We get impatient, because we try to manipulate time to bring us the desired outcomes of what WE want. Our intentions are mostly pure, our wants and needs are real. Yet, we are slow to learn that we are not in control of the how, the why or the when.
As Snoopy so effortlessly put it: A watched back door, never opens. (Yes, THAT Snoopy, from Peanuts – wise dog)
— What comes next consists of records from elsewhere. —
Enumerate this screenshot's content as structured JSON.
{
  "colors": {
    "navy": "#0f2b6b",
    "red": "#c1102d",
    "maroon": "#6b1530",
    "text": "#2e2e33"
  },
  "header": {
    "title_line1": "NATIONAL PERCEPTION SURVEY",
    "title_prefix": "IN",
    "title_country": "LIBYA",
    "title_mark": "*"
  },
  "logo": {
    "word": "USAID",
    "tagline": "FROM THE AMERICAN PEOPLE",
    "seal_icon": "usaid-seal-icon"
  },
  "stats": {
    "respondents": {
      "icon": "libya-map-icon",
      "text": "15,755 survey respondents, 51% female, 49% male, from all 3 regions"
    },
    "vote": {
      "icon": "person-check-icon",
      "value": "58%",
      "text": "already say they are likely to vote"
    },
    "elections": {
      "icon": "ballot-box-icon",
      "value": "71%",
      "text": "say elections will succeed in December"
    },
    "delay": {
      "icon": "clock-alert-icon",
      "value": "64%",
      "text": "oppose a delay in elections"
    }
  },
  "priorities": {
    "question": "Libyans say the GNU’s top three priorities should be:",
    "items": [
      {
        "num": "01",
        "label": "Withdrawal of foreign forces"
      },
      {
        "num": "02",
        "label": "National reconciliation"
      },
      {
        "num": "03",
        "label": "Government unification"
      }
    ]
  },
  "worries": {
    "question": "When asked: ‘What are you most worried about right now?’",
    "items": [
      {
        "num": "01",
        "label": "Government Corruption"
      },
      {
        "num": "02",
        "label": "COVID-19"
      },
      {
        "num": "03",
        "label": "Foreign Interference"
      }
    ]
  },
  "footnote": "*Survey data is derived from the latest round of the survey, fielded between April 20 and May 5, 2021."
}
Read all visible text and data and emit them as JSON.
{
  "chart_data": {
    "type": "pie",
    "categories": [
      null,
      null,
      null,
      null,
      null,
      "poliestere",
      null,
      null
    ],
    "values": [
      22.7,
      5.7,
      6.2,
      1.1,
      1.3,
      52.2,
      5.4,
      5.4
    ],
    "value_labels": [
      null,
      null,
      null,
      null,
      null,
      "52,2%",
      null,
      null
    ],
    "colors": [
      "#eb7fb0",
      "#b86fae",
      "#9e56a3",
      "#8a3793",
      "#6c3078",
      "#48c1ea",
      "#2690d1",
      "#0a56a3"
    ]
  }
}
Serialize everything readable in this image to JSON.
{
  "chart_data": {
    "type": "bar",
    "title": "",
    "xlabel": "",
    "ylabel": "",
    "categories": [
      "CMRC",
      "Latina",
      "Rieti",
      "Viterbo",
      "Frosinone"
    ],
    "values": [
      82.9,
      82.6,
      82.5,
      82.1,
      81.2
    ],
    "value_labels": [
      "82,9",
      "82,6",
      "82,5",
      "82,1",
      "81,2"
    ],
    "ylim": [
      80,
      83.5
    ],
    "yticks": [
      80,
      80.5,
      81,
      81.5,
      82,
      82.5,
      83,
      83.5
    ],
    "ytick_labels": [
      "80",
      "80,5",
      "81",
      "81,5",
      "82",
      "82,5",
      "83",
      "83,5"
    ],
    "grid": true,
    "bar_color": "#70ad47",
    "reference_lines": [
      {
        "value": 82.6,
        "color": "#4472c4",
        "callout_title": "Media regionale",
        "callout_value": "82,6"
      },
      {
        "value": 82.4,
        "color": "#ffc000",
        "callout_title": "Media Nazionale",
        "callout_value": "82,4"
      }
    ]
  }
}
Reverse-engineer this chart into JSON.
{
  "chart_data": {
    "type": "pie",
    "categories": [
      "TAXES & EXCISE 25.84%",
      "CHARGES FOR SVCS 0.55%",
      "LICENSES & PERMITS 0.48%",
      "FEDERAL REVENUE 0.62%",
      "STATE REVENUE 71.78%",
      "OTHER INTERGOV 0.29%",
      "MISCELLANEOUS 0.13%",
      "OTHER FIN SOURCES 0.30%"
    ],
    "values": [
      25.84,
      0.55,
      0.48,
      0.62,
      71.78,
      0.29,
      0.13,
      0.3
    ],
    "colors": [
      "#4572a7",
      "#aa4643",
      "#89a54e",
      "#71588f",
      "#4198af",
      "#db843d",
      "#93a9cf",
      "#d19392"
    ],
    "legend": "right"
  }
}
Every day when I leave work, I am faced with two doors. Literal closed doors. The one is a free walk up (and then down); and the other one takes you down to numerous glass doors and booths to get scanned. I have on several occasions, when I was in a rush, followed the stairs to the ‘basement’ and had an overwhelming longing (as irrational as it sounds), to turn around, go back and get a do-over. But the process has started, you need to follow the footsteps, moving forward through all the enclosed spaces and booths. Believe me when I tell you – the minutes you spend in there, doubles metaphorically, even though it sticks to the natural laws of time. Some minutes are just longer. The same with the 60km drive, at 18:30 at night, behind an abnormal truck, driving an abnormal speed of 30km/hr.
When we are forced to be patient – take note of the following: This is not forever, this too shall pass and while I’m here – lets make the best of this situation – not just bearing it, but looking for small joys.
In due time, you might either get what you were waiting for, or you will find some things that will make you forget what you wanted – as long as you don’t persistently interfere and manipulate an outcome – that will only familiarise you again with that darn philosophical mountain you keep walking around.
Choose how you spend your time, in the waiting. Or better yet – try not to look at things as waiting – see it as part of the experience and something you are calmly and actively participating in.
This is easier said than done, but there are so many amazing things in each day, so many small things that we can enjoy – placed there (if you choose to see it), for our enjoyment. Be aware of your surroundings right now: the colour of the sky, the shape of the leaves, the melodies in the sounds around us.